The mini-review "Harnessing the potential of killers and altruists within the microbial community: a potential alternative to antibiotic therapy?" effectively summarizes an interesting phenomenon of microbiology: "siblicides" in microbial community. From the microbiological point of view, the review focuses on the salient points of this phenomenon with an adequately updated bibliography. The manuscript is readable and the English style is fine. Considering the molecular aspects described and the importance of this phenomenon not yet well characterized in the field of microbiology, the manuscript can be considered suitable for publication after very minor revisions: 

-I would avoid repeating the word "Potential" in the title, e.g. replacing the second with "possible" or something like that.

-Please check that all the names of the bacterial strains are in italics.

Author Response

We are very grateful to the reviewers who generously donated their time to review our manuscript.
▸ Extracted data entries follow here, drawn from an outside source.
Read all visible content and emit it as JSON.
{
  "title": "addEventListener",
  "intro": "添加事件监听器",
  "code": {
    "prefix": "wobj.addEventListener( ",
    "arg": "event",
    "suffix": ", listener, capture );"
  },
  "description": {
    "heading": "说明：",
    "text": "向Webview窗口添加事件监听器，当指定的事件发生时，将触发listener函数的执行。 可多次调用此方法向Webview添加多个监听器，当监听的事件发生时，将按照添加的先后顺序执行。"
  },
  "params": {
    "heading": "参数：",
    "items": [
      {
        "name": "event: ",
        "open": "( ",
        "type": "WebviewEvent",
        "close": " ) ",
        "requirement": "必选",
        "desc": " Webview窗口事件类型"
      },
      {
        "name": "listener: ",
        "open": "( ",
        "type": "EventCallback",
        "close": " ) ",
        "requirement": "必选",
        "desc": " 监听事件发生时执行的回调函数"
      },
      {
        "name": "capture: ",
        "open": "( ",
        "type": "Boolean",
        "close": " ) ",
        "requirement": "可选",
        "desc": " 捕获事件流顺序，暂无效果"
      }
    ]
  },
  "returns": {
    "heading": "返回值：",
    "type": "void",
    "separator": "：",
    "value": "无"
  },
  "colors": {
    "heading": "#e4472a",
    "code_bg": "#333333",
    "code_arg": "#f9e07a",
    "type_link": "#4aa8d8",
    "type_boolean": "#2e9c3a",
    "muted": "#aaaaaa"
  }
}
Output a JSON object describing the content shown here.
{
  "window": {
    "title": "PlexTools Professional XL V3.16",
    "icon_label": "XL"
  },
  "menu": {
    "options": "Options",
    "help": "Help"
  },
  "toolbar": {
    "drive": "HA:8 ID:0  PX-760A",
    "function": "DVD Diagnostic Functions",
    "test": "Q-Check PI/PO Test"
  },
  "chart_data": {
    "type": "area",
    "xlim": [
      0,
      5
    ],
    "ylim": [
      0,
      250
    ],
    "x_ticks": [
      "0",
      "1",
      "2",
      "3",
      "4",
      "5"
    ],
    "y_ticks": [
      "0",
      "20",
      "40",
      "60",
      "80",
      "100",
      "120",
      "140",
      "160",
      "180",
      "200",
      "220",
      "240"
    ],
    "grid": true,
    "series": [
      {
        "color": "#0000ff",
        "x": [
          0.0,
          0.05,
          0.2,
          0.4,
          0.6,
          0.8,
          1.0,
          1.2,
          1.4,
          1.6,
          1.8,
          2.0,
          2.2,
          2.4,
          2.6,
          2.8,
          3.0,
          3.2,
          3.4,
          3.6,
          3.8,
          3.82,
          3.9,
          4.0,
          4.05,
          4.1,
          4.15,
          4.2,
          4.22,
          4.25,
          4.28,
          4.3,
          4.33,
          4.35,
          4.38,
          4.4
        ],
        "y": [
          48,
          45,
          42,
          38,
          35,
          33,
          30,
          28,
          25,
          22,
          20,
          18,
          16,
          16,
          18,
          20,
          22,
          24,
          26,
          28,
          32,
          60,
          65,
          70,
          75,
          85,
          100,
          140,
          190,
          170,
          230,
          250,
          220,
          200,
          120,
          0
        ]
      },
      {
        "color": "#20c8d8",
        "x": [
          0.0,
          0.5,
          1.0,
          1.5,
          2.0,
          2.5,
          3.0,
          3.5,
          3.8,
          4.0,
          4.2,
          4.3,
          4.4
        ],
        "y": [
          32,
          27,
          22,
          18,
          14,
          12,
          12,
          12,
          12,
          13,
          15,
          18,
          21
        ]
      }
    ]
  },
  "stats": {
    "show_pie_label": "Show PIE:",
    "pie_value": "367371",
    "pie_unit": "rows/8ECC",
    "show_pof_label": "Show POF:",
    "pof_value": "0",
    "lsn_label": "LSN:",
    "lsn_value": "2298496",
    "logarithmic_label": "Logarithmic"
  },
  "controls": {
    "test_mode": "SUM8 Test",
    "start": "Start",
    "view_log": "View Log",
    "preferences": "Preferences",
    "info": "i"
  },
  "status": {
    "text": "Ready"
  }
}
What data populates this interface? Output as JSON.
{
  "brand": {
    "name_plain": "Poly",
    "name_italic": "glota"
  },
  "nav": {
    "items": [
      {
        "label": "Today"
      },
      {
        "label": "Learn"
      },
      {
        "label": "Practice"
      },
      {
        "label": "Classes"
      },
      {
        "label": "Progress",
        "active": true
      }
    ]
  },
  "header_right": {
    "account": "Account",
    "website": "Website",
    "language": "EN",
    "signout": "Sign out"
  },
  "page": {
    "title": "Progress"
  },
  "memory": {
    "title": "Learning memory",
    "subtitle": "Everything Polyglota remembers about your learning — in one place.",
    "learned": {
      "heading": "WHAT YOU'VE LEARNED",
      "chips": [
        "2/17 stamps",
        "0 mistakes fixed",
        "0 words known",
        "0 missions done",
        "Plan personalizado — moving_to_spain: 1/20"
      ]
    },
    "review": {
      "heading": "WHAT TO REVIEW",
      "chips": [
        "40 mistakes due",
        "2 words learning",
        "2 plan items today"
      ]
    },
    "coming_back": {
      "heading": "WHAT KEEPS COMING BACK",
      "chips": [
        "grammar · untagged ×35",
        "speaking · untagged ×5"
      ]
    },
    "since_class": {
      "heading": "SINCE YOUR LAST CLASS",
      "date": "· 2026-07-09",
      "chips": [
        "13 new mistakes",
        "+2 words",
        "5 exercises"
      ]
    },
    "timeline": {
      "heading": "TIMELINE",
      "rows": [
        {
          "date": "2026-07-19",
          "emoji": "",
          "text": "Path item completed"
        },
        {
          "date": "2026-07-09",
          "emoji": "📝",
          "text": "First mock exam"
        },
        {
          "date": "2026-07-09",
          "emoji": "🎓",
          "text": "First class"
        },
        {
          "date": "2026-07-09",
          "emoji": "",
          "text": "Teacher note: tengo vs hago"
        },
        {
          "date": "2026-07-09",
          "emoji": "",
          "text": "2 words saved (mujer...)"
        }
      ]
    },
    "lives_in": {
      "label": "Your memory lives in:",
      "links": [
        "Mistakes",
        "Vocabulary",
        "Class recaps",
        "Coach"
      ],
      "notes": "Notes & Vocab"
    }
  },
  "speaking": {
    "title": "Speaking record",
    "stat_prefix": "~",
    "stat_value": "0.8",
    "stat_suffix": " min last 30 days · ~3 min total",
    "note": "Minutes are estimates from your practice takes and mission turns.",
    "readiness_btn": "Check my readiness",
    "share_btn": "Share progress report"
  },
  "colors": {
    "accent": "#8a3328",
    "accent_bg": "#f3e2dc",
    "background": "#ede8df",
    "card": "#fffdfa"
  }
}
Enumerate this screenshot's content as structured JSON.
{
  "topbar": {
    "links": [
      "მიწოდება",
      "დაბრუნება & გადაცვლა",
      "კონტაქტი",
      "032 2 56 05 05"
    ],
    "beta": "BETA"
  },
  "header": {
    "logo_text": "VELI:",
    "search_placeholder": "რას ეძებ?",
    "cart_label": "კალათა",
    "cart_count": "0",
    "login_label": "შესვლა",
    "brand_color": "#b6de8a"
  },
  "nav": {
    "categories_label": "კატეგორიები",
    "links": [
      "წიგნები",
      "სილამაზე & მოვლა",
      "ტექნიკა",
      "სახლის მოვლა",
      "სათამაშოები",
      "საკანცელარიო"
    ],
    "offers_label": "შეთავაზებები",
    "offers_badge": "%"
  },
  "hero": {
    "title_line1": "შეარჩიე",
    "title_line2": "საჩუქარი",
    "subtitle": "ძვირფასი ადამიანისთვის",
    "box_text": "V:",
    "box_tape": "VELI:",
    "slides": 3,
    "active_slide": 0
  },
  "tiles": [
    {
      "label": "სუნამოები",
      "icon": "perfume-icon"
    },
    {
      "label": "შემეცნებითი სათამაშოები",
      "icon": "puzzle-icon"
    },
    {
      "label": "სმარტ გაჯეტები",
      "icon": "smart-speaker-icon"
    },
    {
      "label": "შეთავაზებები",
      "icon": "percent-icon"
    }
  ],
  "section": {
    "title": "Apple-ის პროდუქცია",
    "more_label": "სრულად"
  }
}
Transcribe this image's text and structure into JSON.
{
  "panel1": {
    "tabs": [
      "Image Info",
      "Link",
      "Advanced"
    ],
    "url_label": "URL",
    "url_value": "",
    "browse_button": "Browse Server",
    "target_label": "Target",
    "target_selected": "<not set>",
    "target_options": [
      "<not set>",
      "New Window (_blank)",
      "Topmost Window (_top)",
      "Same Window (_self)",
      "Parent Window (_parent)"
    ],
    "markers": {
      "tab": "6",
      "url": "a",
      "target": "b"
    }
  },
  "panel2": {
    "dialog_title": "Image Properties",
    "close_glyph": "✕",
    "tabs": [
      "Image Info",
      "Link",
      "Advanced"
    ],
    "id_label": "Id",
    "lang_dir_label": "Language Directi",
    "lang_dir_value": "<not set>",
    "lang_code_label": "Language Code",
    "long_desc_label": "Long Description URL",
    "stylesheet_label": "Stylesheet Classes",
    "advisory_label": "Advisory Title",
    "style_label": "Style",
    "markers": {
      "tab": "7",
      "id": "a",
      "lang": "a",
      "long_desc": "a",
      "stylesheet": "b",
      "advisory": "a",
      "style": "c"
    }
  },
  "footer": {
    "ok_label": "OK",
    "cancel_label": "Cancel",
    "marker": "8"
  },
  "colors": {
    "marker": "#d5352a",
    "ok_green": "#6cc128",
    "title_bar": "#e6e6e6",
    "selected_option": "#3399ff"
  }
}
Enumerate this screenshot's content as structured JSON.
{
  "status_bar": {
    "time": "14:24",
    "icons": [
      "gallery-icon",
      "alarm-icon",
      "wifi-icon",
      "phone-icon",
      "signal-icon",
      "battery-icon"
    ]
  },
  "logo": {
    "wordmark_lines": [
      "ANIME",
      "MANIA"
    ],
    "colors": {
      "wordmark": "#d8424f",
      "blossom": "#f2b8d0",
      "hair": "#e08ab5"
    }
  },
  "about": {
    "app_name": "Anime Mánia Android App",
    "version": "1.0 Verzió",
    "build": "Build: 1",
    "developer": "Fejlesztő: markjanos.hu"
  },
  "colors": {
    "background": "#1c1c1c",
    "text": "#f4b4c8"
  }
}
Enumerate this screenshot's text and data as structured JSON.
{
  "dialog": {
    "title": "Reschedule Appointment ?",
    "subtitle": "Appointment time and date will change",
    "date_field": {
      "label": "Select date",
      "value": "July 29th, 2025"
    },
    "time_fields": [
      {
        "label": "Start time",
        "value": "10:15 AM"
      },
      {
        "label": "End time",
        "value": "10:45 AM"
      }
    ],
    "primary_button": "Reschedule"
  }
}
We have addressed all of the points raised for the peer-review process (in a point-to-point manner) and our responses are pasted below. We have made the requested alterations to the text of the manuscript (using tracked changes) and we do believe that it helps the reader as a result of these changes through enhanced clarification and fluency.

Thank you for this oversight. The wording of the title has been altered (as recommended).

All names of strains as well as the names of genetic loci have been thoroughly checked and reformatted using italics (see lines 25, 65-66, 81, 124, 132 etc.).

Additionally, some other misprint were also corrected (it is highlighted in the text by the "Track Changes" function).

The minor revision of English was also made, to make it more clear.

One more reference (ref. 78) was added. The numbers of the other references have been changed accordingly.

Round 2

Reviewer 1 Report

The authors have addressed my concerns and I do not have any further comments on this manuscript.